Every regular expression $\mathbf r$ has a finite number of distinct derivatives.

This has a few implications. First of all, to compute all the derivatives of a regular expression $\mathbf r$, we can do what we've done and just keep on computing them until we start getting the same expressions. Obviously, this is not the most efficient way to do this, but we're guaranteed the computation will stop.

But thinking back to the theoretical point of view, recall that these are sets of suffixes of words in our language. And when we consume prefixes of words belonging to these sets, we get different sets, but there are only finitely many of these sets. And finally, we know that those sets that contain $\varepsilon$ correspond to words in the language. This looks suspiciously like the following.


\begin{tikzpicture}[shorten >=1pt,on grid,node distance=3cm,>=stealth,thick,auto]
    \node[state,initial above,rounded rectangle] (0) {$\mathtt{b(a+b)^*b}$};
    \node[state,rounded rectangle] (1) [left of=0]{$\mathtt{\emptyset}$};
    \node[state,rounded rectangle] (2) [right of=0] {$\mathtt{(a+b)^*b}$};
    \node[state,accepting,rounded rectangle] (3) [right of=2]{$\mathtt{(a+b)^*b + \varepsilon}$};
    \path[->]
        (0) edge  node {$a$} (1)
        (0) edge  node {$b$} (2)
        (1) edge [loop above] node {$a,b$} (1)
        (2) edge [loop above] node {$a$} (2)
        (2) edge [bend left] node {$b$} (3)
        (3) edge [loop above] node {$b$} (3)
        (3) edge [bend left] node {$a$} (2)
        ;
\end{tikzpicture}
    

In fact, the derivatives of a regular expression correspond to the Myhill–Nerode equivalence classes for the language of the regular expression. But we also saw that the Myhill–Nerode equivalence classes correspond to the states of the minimal DFA for its language. So this DFA that we got from our derivatives is the minimal DFA.

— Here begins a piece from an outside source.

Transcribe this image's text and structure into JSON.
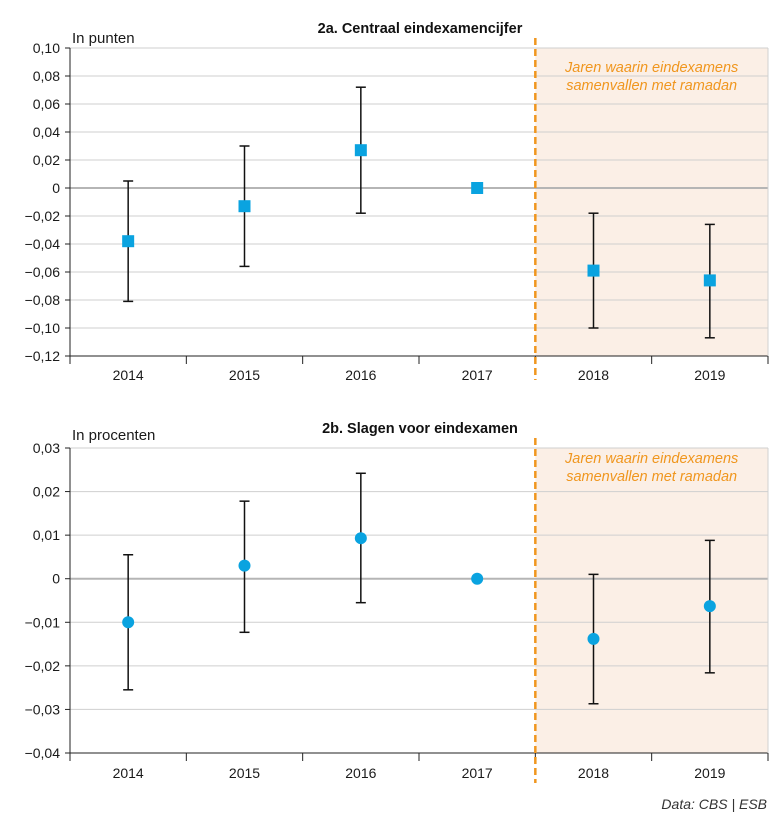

So we have the final piece of the puzzle: regular expressions do have a connection with Myhill–Nerode after all. And this is even more convincing than our proofs of Kleene's Theorem. From that perspective, it simply looked like DFAs and regular expressions happened to represent the same kinds of objects. But the connection that Myhill–Nerode provides links both to an intrinsic property of the language.

Unlike the Thompson construction we saw before or the position automaton I mentioned briefly, this directly gives us a DFA. However, if we want to use derivatives to compute an NFA, one way to do this was proposed by Antimirov, who, in 1996, defined partial derivatives of a regular expression. This method, like the position automaton that was mentioned earlier, produces an NFA of roughly the same size as the length of the regular expression.

This method lends itself quite nicely to implementation in functional programming languages. In fact, Stuart Kurtz's CMSC 28000 course notes on derivatives pointed me to a paper detailing the use of derivatives in the regular expression implementations of Standard ML and Scheme (which some of you probably know now as Racket).

How I first learned about derivatives was as an undergrad stumbling upon the first version of Matt Might's post about his paper on using derivatives for parsing. It's quite accessible if you have some formal languages and algorithms knowledge. He also has his own implementation of a very simple regular expression matcher that uses derivatives in Scheme, which should be easy enough to follow if you've done some functional programming.